I’ve been looking at some stuff on-line that extolls the benefits of speed. High speed. Whether it’s information or inventory or your connection to the Internet, speed is good, and faster is better. No argument there, right?
Well...I’ve got to pause for a second to consider this. I am a proponent of high speed communications. But I don’t know whether faster is always better. I’m also a bit of a fan of the new “Slow” movements that have sprung up, dealing with food, mostly, but also life in general. I know I’m a big fan of the slow pace in Mexico that I experienced last year. But on the other hand, I love the speed of modern communications. I like being able to instant message my daughter at university and chat in real time. Heck, we could even have visual links, if we had a camera.

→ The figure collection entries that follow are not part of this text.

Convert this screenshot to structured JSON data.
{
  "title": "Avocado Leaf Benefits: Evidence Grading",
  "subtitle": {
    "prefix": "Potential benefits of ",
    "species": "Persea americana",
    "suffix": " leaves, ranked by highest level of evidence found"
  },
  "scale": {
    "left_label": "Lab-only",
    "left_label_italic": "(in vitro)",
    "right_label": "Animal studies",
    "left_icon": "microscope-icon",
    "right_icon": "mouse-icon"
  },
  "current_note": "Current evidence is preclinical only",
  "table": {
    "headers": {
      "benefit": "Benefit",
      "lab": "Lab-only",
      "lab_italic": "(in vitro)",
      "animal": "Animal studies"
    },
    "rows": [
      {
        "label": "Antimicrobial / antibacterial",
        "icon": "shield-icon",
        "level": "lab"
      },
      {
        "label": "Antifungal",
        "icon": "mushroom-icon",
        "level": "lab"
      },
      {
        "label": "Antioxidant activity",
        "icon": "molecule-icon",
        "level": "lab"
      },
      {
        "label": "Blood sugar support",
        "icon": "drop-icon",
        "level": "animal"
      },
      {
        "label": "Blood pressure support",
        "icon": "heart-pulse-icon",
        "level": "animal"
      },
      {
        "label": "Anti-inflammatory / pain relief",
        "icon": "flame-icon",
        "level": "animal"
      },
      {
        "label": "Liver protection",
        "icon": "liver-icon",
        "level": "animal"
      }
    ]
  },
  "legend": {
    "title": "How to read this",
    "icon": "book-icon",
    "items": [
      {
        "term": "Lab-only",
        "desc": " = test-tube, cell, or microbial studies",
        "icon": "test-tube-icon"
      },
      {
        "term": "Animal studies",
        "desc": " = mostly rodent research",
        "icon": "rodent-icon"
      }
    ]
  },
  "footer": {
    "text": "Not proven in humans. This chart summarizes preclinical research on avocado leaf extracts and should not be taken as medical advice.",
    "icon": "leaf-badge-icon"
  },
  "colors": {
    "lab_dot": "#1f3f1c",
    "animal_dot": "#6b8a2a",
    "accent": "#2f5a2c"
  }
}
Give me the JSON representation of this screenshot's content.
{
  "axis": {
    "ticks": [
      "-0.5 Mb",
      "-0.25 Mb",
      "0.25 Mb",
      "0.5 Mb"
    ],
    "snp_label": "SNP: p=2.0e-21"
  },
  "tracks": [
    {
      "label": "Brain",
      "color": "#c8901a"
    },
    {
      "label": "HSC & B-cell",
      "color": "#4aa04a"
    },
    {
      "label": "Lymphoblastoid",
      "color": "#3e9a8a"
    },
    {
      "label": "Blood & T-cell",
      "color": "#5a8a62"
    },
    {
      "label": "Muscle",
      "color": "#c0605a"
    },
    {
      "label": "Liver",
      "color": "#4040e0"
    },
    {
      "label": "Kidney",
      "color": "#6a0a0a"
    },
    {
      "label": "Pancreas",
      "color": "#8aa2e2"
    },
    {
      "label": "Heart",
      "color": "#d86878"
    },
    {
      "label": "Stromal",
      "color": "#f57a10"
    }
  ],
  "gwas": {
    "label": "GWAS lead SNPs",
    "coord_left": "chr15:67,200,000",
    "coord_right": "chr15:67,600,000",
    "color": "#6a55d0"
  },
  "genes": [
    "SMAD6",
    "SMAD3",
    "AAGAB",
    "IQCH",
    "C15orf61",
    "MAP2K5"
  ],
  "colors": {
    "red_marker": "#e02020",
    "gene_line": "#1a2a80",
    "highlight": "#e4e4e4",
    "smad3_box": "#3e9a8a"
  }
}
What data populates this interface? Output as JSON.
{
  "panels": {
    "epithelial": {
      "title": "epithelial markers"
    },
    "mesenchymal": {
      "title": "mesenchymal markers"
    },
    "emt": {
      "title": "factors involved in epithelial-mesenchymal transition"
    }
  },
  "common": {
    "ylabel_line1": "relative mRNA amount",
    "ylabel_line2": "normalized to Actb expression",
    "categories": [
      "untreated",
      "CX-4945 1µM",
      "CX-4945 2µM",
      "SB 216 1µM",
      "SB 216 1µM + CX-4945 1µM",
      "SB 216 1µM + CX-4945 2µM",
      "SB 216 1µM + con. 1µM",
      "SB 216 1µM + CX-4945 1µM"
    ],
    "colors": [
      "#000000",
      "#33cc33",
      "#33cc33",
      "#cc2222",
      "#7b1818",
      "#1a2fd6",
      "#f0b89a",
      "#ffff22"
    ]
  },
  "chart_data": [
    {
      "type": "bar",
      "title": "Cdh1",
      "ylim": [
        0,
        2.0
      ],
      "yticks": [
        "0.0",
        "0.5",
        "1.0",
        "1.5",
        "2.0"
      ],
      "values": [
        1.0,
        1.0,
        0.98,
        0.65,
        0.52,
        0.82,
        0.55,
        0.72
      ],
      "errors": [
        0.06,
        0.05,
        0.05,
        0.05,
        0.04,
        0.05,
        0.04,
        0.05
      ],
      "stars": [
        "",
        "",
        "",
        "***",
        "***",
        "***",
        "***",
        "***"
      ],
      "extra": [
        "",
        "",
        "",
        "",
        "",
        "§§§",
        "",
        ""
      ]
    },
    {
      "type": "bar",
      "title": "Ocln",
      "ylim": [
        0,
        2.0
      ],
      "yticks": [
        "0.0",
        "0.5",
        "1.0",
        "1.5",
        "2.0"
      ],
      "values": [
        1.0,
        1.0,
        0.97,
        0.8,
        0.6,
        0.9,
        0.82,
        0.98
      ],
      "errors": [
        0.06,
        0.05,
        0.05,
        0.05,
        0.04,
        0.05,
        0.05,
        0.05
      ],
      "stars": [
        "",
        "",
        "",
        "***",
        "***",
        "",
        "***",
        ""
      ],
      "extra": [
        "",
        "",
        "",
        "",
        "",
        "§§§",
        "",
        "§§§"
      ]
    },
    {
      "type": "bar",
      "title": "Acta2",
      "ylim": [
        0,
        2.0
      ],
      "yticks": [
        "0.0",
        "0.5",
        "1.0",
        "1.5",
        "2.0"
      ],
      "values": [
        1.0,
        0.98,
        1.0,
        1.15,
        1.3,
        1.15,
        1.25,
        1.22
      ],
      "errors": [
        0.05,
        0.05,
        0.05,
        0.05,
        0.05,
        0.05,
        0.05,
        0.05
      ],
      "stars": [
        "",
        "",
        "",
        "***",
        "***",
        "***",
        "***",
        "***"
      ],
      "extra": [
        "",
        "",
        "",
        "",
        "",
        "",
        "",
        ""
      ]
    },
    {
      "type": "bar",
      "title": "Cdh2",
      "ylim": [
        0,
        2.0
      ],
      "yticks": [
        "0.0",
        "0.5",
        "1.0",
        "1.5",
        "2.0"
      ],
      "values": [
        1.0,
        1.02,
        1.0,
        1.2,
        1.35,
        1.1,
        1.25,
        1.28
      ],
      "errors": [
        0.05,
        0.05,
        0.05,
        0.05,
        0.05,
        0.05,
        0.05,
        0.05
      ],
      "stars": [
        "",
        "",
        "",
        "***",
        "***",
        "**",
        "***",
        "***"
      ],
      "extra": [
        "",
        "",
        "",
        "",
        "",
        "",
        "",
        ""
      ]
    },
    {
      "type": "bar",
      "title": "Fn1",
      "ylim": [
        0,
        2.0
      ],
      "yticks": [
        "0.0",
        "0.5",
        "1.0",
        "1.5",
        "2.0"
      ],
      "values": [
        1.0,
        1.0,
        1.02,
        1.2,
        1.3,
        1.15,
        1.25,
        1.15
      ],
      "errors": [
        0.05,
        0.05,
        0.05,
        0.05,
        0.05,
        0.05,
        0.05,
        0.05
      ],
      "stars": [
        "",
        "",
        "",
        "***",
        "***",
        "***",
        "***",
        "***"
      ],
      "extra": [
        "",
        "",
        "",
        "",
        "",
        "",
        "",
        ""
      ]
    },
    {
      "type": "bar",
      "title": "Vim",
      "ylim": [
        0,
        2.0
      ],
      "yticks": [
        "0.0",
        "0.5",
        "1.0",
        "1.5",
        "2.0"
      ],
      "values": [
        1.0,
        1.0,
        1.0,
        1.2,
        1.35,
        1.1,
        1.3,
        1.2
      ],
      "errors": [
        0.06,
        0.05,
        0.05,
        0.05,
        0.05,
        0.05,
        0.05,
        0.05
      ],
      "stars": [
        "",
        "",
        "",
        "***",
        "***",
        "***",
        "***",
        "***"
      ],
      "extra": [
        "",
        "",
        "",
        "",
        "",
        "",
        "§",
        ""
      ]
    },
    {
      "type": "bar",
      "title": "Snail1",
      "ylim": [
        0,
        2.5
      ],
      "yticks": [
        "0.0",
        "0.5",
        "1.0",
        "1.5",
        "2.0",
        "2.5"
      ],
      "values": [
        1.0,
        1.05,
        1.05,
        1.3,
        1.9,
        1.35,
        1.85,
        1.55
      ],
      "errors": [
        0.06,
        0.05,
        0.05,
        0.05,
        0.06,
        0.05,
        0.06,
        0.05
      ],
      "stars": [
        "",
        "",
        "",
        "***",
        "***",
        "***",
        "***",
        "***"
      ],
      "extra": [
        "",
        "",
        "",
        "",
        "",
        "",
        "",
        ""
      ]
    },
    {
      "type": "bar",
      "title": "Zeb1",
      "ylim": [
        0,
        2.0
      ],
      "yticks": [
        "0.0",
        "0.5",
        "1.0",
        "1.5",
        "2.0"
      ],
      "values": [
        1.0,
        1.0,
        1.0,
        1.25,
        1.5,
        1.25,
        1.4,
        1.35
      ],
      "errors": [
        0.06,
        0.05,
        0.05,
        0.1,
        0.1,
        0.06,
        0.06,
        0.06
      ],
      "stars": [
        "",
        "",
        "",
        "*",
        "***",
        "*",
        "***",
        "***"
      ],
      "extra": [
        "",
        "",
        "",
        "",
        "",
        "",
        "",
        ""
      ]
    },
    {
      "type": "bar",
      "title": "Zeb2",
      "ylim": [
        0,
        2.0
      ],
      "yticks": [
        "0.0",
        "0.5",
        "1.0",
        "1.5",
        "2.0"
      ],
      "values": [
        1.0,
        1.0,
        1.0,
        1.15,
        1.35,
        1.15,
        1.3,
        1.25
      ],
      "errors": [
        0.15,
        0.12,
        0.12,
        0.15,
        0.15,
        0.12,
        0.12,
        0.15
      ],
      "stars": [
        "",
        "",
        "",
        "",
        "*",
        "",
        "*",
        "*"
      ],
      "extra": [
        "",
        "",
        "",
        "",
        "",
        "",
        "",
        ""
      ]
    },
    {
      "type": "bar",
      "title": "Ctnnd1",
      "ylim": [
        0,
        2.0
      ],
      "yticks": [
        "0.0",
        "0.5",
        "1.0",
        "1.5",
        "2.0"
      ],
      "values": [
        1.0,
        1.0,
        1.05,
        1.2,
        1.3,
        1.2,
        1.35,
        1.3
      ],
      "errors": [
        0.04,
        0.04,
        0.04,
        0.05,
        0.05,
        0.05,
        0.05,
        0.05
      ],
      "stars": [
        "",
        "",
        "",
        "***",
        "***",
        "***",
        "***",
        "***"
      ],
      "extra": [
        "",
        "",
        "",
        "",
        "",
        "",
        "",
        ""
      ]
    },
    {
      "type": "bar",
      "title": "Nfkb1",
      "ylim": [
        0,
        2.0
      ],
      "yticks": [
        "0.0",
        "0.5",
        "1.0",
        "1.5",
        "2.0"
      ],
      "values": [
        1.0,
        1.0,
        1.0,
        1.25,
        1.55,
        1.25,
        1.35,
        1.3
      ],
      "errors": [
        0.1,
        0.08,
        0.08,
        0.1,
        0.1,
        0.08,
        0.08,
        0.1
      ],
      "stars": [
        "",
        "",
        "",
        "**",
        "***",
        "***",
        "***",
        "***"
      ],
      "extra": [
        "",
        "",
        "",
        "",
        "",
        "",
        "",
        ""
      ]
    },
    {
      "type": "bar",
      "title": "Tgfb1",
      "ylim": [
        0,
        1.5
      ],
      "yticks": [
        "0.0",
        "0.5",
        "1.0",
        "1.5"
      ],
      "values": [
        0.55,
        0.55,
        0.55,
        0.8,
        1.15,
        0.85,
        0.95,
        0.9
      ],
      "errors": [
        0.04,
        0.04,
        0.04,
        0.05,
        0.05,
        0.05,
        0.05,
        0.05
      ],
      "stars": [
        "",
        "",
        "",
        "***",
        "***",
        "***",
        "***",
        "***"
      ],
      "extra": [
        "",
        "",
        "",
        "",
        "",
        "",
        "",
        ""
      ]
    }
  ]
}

This post doesn’t have a point, or a resolution. It’s just something to consider. Here's" a story from Fast Company that extolls the virtues and the wonders of Dell’s zero tolerance for inventory. They build 80,000 computers a day, yet they often have as little as 2 hours worth of inventory on hand. It’s interesting.
For another take at the benefits of speed, consider this Wired News story about bloggers making no apologies for running things that conventional media didn’t want to touch. This issue concerns the US election, and the fact that some bloggers started running exit poll information on election day. As it turns out, the information wasn’t right...leading to some interesting results.
I point to these stories because they both centre on speed and raise the question of whether it’s always a good thing. As an editor, I know the value of letting a story or a report sit for a bit, before I give it that final once-over. I usually find something that needs some work. But in today’s work place, that’s a luxury that most of us don’t have. Of course, some will argue that I can always go on-line and correct something that turns out to be wrong. But what about the people who look at it before that? How will they know that I’ve changed my mind, or that some of the information they read, and perhaps copied, forwarded, or printed, is wrong?
No answers today...just grist for the mill. Comments?